Incoming JSON (API response):
{
"employees": [
{
"employee": {
"name": "Alice",
"department": {
"name": "HR",
"location": "Building A"
},
"projects": [
{
"name": "Employee Onboarding",
"status": "In Progress"
},
{
"name": "Benefits Administration",
"status": "Completed"
}
]
}
},
{
"employee": {
"name": "Bob",
"department": {
"name": "Engineering",
"location": "Building B"
},
"projects": [
{
"name": "Product Development",
"status": "In Progress"
},
{
"name": "Quality Assurance",
"status": "Completed"
}
]
}
},
{
"employee": {
"name": "Charlie",
"department": {
"name": "Finance",
"location": "Building C"
},
"projects": [
{
"name": "Budget Planning",
"status": "In Progress"
},
{
"name": "Financial Reporting",
"status": "Completed"
}
]
}
}
]
}
Flattened EMPLOYEE JSON:
employee.name, employee.department.name, employee.department.location
Alice, HR, Building A
Bob, Engineering, Building B
Charlie, Finance, Building C
Flattened EMPLOYEE_PROJECTS JSON:
employee_name, name, status
Alice, Employee Onboarding, In Progress
Alice, Benefits Administration, Completed
Bob, Product Development, In Progress
Bob, Quality Assurance, Completed
Charlie, Budget Planning, In Progress
Charlie, Financial Reporting, Completed
Schema Management
There are two data schemas to be managed:
- Incoming data - JSON or XML API response, CSV file attached to email, or input SQL table
- Destination database table to which data is being written
Incoming Data Schema
Over a period of time, a source application may add or remove columns in its API response, or in the other data input modes.
Unless monitored and acted upon, this will cause the associated data pipeline to fail, impacting all further processing and usage of the data.
DataStori automatically adjusts the data pipeline to include these schema changes and logs them to keep track of their evolution.
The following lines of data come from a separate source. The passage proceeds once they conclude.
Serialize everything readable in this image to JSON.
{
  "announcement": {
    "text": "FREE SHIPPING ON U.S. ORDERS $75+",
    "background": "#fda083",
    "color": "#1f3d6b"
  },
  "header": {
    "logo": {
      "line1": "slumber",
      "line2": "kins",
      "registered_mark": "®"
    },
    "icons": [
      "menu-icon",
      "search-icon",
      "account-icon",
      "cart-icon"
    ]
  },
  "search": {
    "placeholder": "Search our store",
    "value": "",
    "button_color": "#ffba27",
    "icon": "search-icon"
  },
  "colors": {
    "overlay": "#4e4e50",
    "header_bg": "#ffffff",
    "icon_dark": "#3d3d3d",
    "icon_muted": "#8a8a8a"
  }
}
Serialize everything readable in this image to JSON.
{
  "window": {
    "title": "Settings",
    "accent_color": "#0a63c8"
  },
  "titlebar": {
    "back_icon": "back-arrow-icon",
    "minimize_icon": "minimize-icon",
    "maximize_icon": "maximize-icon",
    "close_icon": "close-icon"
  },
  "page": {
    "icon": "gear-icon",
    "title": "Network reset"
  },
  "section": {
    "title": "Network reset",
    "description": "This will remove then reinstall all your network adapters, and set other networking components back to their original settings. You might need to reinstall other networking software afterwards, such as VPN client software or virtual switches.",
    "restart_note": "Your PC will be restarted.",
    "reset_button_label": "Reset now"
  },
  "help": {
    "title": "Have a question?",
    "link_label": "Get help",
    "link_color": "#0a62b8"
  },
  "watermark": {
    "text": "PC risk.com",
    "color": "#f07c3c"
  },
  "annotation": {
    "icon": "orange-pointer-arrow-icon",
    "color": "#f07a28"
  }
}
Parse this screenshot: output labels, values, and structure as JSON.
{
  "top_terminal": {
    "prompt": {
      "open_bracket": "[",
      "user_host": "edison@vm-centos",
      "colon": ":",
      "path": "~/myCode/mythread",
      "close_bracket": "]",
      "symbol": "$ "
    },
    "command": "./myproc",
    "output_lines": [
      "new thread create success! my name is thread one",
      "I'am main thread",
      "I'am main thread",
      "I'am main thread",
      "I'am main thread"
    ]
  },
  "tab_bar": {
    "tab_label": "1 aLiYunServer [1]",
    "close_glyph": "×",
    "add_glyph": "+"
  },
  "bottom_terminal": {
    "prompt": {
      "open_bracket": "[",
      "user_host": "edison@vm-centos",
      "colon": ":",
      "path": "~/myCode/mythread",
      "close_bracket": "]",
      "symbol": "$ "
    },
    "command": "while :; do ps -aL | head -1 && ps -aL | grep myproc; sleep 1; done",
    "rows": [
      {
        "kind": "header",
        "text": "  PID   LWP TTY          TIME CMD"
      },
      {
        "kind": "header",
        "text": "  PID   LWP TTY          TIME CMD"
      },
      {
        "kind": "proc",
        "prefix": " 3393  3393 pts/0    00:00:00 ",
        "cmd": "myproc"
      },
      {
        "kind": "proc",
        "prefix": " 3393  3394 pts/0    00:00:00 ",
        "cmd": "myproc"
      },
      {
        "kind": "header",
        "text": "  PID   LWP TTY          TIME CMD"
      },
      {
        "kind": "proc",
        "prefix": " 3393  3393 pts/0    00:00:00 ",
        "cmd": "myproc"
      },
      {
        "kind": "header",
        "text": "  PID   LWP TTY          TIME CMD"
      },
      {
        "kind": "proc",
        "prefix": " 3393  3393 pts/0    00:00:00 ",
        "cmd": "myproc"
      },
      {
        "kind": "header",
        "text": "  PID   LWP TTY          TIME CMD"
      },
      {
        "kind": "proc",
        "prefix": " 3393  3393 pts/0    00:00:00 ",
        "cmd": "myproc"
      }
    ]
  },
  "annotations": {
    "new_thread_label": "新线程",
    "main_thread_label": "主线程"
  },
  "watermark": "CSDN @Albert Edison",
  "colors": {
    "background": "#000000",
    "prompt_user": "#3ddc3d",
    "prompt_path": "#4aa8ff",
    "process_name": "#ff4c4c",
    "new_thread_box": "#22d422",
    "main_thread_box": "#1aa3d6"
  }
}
This is essential for audit, and for any future actions related to a modified data payload.
Column deletion: The deleted column is retained in the data pipeline, and value set to NULL for all new incoming data.
Column addition: The column is added to the data pipeline, and set to NULL for all legacy data.
Users can view the JSON schema in the schema folder in the blob.
Currently, data type changes are not tracked. For example, if an integer column gets converted to string, DataStori will not capture this difference.
Destination Database Schema
The schema of the destination database tables is prepared by converting JSON or XML schema to database schema. This is done using the SQL Alchemy schema metadata.
The destination database schema in DataStori automatically evolves with the incoming JSON or XML schema.